Before we even get to the 'why', I'll admit that it sounds risky, sketchy (see the uninspiring poster) and narcissistic. But I'm impressed by the chutzpah it takes to work in the face of those risks. Considerable theatrical skill is required by the cast to present the piece without cuts, and the technical crew deserve awards for the staging, blocking, temperamental transmitters and the visual grace achieved amid miles of cables. Not to mention the BPM their hearts presumably reached. A pre-feature segment shows rehearsals during which one transmitter failed, leaving the cinema screen blank – no wonder there's also a showreel of friends such as J-Law and McConaughey telling Harrelson how mad he is.
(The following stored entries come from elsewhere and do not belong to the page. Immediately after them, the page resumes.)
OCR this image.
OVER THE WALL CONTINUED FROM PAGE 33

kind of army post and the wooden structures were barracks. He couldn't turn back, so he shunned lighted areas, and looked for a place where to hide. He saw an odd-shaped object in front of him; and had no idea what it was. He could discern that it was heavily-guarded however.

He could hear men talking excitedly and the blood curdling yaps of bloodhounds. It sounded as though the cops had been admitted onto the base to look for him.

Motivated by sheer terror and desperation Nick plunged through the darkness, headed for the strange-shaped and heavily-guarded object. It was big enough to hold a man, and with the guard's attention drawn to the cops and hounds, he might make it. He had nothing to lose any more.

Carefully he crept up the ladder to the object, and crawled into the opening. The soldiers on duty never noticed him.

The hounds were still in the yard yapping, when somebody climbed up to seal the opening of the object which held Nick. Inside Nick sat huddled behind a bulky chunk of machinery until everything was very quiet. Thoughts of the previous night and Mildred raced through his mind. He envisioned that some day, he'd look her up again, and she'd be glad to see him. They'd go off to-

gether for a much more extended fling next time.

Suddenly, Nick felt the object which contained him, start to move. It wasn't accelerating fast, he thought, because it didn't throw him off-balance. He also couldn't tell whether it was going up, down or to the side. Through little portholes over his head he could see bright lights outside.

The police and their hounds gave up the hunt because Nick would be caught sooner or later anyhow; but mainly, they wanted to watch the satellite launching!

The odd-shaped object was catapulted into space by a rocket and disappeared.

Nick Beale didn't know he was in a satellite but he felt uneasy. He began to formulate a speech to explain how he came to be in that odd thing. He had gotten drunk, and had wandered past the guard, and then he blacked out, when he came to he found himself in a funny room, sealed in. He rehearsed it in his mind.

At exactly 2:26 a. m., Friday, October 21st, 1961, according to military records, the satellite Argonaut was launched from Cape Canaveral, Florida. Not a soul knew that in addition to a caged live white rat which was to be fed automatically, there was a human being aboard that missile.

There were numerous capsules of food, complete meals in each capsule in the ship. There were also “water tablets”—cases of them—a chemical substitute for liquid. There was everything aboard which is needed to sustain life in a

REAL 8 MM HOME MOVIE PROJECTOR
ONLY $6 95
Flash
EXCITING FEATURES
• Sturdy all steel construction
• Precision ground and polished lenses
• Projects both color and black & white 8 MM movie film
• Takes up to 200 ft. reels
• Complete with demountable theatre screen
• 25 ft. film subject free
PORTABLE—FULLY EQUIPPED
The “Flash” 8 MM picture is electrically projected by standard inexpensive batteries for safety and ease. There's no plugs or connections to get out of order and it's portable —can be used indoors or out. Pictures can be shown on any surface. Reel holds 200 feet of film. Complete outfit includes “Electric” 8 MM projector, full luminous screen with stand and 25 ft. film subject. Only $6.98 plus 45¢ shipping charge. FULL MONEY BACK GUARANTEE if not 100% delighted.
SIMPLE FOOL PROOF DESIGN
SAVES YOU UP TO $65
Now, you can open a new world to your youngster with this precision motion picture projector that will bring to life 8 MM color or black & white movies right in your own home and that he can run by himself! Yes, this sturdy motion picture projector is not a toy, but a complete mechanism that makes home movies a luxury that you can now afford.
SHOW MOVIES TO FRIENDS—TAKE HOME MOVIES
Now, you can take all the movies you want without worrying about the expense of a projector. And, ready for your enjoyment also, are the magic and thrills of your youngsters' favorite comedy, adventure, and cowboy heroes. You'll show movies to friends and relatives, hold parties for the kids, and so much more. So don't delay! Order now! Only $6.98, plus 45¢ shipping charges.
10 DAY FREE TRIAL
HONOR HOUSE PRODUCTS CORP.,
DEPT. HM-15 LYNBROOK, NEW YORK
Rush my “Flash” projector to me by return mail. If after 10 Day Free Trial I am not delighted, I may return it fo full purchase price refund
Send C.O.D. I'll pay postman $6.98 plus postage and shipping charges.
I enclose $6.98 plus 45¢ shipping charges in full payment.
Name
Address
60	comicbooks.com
After these joshing naysayers, the story unfolds – a sparsely attended play, a tabloid scandal to conceal from his wife (played by Eleanor Matsuura), and some fair-weather friends picked up in a restaurant. The lumbering Woody has to be home by midnight to make amends, thence to take his daughters to "meet Harry Potter" (at Leavesden Studios) and prove himself to be a functioning human being – but not before enjoying "just one drink". The film begins skewering the vapidity of fame and the media, and then sustains a character assassination of its leading man, all the while being funnier than it has any right to. Owen Wilson plays a believably vain version of himself, doing so well at counselling his friend that punches are eventually thrown. The lavish, subterranean party (eventually cut short by the Law) is a wonderfully designed space – indeed, things seem to be going on beyond the natural realm as incantations and a Saint or two materialise from the event's 'Hippie/Gypsy' aesthetic. Throwaway references to Dante are getting at something – and the piece's unexpected 'spiritual quest' dimension is well served by 'just turning up' in the heady, convincing flow of that single-camera gambit.
Back to the now long-neglected 'why': Lost in London's form aptly follows its narrative flow. Both are designed by Harrelson to show how easily he lost control in a situation of his own devising. The character tries to play upon his dim-nice-guy persona to get out of that escalating dilemma: the actor/director manages to get by on that charm while satirising it. And there are flaws, including a fairly claustrophobic and unfunny section heavy on men-being-shouty, and the ending's openness to an interpretation that all should be forgiven. But I enjoyed the comedy moments, briskness, layers of detail… before remembering the film's assumed place in history.